Any help would be greatly appreciated!


----------



## managed (May 24, 2003)

Have you checked the batteries in the Mouse ?


----------



## BuyableCookie (Jan 9, 2013)

Batteries are brand new and full power. On a side note, I've looked for other possibilities to the issue and have noticed something different about my mouse/keyboard that is listed in the instructions. There is no sync button located on any of the equipment.


----------



## flavallee (May 12, 2002)

This is from its on-line user's manual:


----------



## BuyableCookie (Jan 9, 2013)

Yes I know, I've read that and the digital one that came on the desk top.

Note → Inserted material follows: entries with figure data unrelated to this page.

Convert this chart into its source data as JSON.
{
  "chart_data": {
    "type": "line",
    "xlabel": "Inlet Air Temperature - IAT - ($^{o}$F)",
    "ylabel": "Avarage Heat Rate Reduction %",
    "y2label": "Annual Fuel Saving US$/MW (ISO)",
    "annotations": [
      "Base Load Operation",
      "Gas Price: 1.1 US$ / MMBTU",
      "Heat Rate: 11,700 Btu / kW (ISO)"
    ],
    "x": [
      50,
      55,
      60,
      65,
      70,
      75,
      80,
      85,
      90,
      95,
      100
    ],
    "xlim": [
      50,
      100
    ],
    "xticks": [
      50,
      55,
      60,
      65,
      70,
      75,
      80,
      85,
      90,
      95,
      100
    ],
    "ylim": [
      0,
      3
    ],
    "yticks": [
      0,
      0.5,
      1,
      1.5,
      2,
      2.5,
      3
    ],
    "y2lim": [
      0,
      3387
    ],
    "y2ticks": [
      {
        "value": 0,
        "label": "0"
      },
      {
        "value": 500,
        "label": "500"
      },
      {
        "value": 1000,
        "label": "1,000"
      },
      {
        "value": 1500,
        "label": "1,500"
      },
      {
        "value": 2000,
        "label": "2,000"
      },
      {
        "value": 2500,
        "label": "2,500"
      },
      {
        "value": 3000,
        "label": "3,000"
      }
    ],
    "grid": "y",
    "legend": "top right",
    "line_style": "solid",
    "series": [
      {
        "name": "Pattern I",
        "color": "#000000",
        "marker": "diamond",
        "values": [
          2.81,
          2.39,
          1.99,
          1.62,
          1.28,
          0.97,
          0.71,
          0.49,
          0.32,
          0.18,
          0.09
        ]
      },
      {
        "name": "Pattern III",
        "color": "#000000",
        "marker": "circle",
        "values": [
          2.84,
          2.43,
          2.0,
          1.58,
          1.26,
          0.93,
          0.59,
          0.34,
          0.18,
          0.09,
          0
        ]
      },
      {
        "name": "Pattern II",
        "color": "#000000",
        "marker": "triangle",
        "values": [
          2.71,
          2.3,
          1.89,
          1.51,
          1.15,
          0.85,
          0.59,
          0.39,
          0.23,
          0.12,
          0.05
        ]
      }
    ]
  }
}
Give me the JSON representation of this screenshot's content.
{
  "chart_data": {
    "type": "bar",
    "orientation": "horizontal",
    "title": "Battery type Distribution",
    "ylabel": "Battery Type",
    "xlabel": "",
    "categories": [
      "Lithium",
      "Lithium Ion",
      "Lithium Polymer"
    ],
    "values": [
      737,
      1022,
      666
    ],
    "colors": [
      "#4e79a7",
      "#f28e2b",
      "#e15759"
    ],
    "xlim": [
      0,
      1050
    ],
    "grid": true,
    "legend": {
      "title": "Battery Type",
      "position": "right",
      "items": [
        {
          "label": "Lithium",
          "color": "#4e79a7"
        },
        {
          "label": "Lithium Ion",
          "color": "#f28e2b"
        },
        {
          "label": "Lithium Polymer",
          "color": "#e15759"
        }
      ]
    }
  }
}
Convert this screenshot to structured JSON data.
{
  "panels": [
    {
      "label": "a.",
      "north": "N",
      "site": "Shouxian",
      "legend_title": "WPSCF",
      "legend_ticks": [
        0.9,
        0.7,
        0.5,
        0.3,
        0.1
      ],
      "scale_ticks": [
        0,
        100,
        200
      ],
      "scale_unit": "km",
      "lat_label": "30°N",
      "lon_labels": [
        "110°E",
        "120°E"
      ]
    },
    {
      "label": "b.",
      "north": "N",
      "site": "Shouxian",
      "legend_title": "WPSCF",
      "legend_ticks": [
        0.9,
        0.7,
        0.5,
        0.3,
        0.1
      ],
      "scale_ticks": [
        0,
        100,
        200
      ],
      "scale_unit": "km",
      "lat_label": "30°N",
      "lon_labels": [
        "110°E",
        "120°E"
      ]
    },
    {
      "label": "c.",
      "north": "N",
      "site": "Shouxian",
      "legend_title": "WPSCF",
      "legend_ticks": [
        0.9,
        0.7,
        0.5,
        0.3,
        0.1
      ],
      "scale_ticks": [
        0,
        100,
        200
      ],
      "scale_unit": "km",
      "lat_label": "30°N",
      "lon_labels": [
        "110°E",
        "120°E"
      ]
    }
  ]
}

As stated before there is no buttons located on the mouse or keyboard to sync with the receiver and I have tried unplugging the receiver and plugging it back in. Same thing, keyboard works fine but the mouse doesn't.


----------



## managed (May 24, 2003)

I think your only option now is to get the mouse changed and maybe the keyboard as well so you end up with working ones. Looks like they gave you a different pair than they should have.


----------



## BuyableCookie (Jan 9, 2013)

Figured it would have to come down to that. Thank you for your assistance.


----------



## managed (May 24, 2003)

You're welcome. I hope it works out ok.


----------



## Geobar (Feb 1, 2013)

It may seem obvious but . . .

The AM1L mouse has a small slide switch on the underside, have you switched it on? 
The keyboard and mouse frequency are matched to the transceiver. To the best of my knowledge, you can't change any of those three components individually.

Geo.


----------



## BuyableCookie (Jan 9, 2013)

Yes I noticed the power slide button on the bottom and had used it. The laser would shine indicating the power was on yet any movement I made with the mouse did not move the pointer on screen.


----------



## JimHep (Feb 20, 2013)

I just bought a ET2410UTL also and my mouse works, but my keyboard does not. Currently using a USB KB until I can get this fixed. You buy yours from Newegg?


----------



## BuyableCookie (Jan 9, 2013)

No, I bought mine from Woot


----------